No Secrets may have been the ultimate tween group of the bubblegum era. After their Jimmy Neutron collaboration with Nickelodeon, they provided this peppy, propulsive track (which plays like it's some girl power anthem, even though it's just a mishmash of regressive gender stereotypes) for the feature film version of Cartoon Network's The Powerpuff Girls, and it became a Radio Disney favorite. For conquering the trifecta of early 2000s children's entertainment, they were rewarded with a #1 smash album on the Top Heatseeker Albums chart.
Best bit: "Yeah, yeah, yeah, yeah, yeah/Why should I change?/Yeah, yeah, yeah, yeah, yeah/I'm having too much fun"
The music video... was filmed in one of their backyards.
Featuring a sample of AOL's goodbye message and references to youth culture as only a grown man could write them, "The Kiss-Off (Goobye)" represents a record industry at the (quickly ending) height of its power making the most cynical play imaginable for young audiences.
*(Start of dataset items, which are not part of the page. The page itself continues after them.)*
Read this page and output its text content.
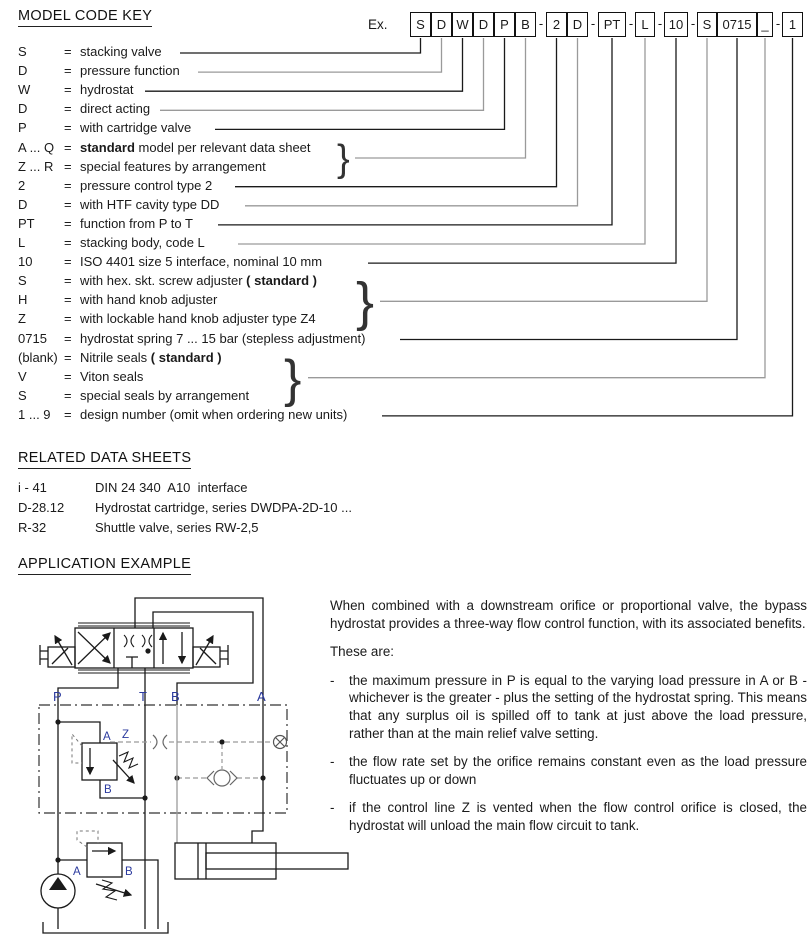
MODEL CODE KEY
Ex.	S D W D P B	2 D	PT	L	10	S 0715 _	1
-	-	- - -	-
S	= stacking valve
D	= pressure function
W	= hydrostat
D	= direct acting
P	= with cartridge valve
A ... Q = standard model per relevant data sheet
Z ... R = special features by arrangement
2	= pressure control type 2
D	= with HTF cavity type DD
PT = function from P to T
L	= stacking body, code L
10 = ISO 4401 size 5 interface, nominal 10 mm
S	= with hex. skt. screw adjuster ( standard )
H	= with hand knob adjuster
Z	= with lockable hand knob adjuster type Z4
0715 = hydrostat spring 7 ... 15 bar (stepless adjustment)
(blank) = Nitrile seals ( standard )
V	= Viton seals
S	= special seals by arrangement
1 ... 9 = design number (omit when ordering new units)
}
}
}
RELATED DATA SHEETS
i - 41	DIN 24 340  A10  interface
D-28.12 Hydrostat cartridge, series DWDPA-2D-10 ...
R-32	Shuttle valve, series RW-2,5
APPLICATION EXAMPLE
P	T B	A
A Z
B
A	B

When combined with a downstream orifice or proportional valve, the bypass hydrostat provides a three-way flow control function, with its associated benefits.

These are:

-	the maximum pressure in P is equal to the varying load pressure in A or B - whichever is the greater - plus the setting of the hydrostat spring. This means that any surplus oil is spilled off to tank at just above the load pressure, rather than at the main relief valve setting.
-	the flow rate set by the orifice remains constant even as the load pressure fluctuates up or down
-	if the control line Z is vented when the flow control orifice is closed, the hydrostat will unload the main flow circuit to tank.
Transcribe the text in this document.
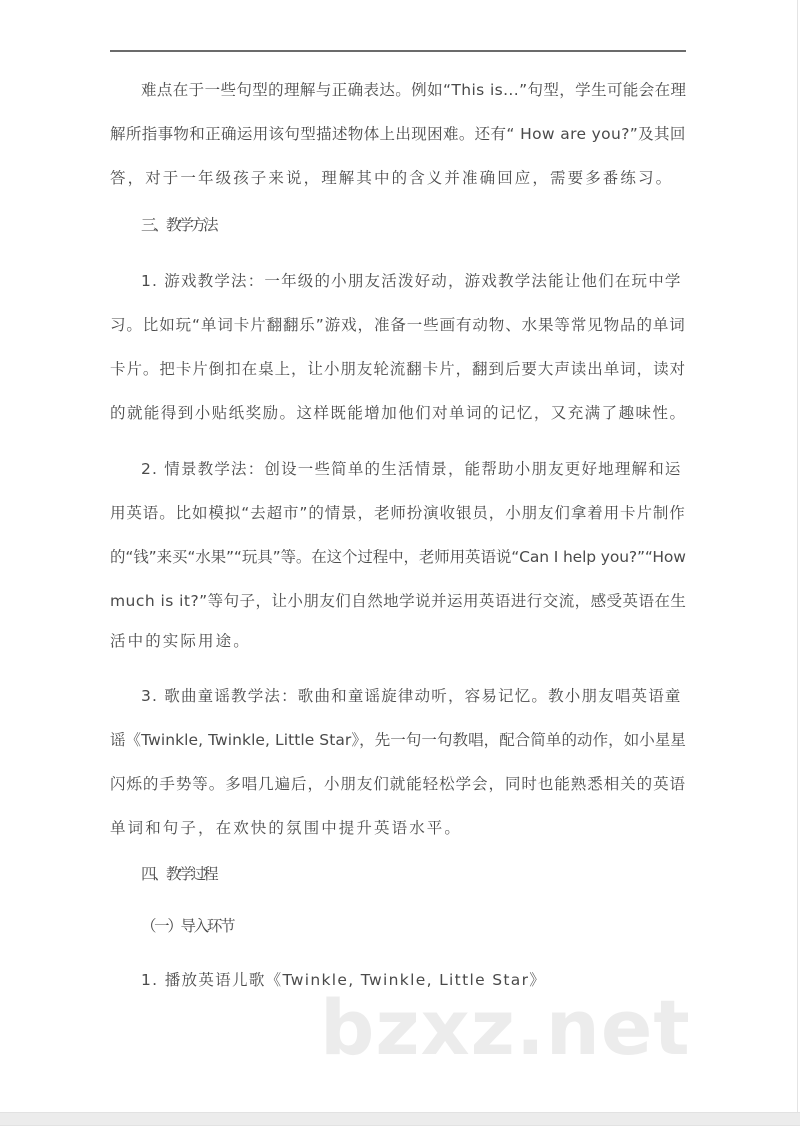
难点在于一些句型的理解与正确表达。例如“This is...”句型，学生可能会在理
解所指事物和正确运用该句型描述物体上出现困难。还有“ How are you?”及其回
答，对于一年级孩子来说，理解其中的含义并准确回应，需要多番练习。
三、教学方法
1. 游戏教学法：一年级的小朋友活泼好动，游戏教学法能让他们在玩中学
习。比如玩“单词卡片翻翻乐”游戏，准备一些画有动物、水果等常见物品的单词
卡片。把卡片倒扣在桌上，让小朋友轮流翻卡片，翻到后要大声读出单词，读对
的就能得到小贴纸奖励。这样既能增加他们对单词的记忆，又充满了趣味性。
2. 情景教学法：创设一些简单的生活情景，能帮助小朋友更好地理解和运
用英语。比如模拟“去超市”的情景，老师扮演收银员，小朋友们拿着用卡片制作
的“钱”来买“水果”“玩具”等。在这个过程中，老师用英语说“Can I help you?”“How
much is it?”等句子，让小朋友们自然地学说并运用英语进行交流，感受英语在生
活中的实际用途。
3. 歌曲童谣教学法：歌曲和童谣旋律动听，容易记忆。教小朋友唱英语童
谣《Twinkle, Twinkle, Little Star》，先一句一句教唱，配合简单的动作，如小星星
闪烁的手势等。多唱几遍后，小朋友们就能轻松学会，同时也能熟悉相关的英语
单词和句子，在欢快的氛围中提升英语水平。
四、教学过程
（一）导入环节
1. 播放英语儿歌《Twinkle, Twinkle, Little Star》
bzxz.net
And yet, there's something so delightfully campy about this utterly forgotten track from 14-year-old "Growing Up Advisor" Brooke Allison. (It peaked at #28 on the Hot 100 Singles Sales chart.) Thirteen years on, it's hard to believe that this is really the pop music scene we were once so blessed to enjoy.
Best bit: Honestly, the entire lyric is a work of mad genius, but "My heart is signing off/direct from AOL" is something truly special.
The music video... is a relic of an era when flush records labels were willing to blow hundreds of thousands of dollars on CGI-heavy visions of a brighter tomorrow for acts destined to go nowhere.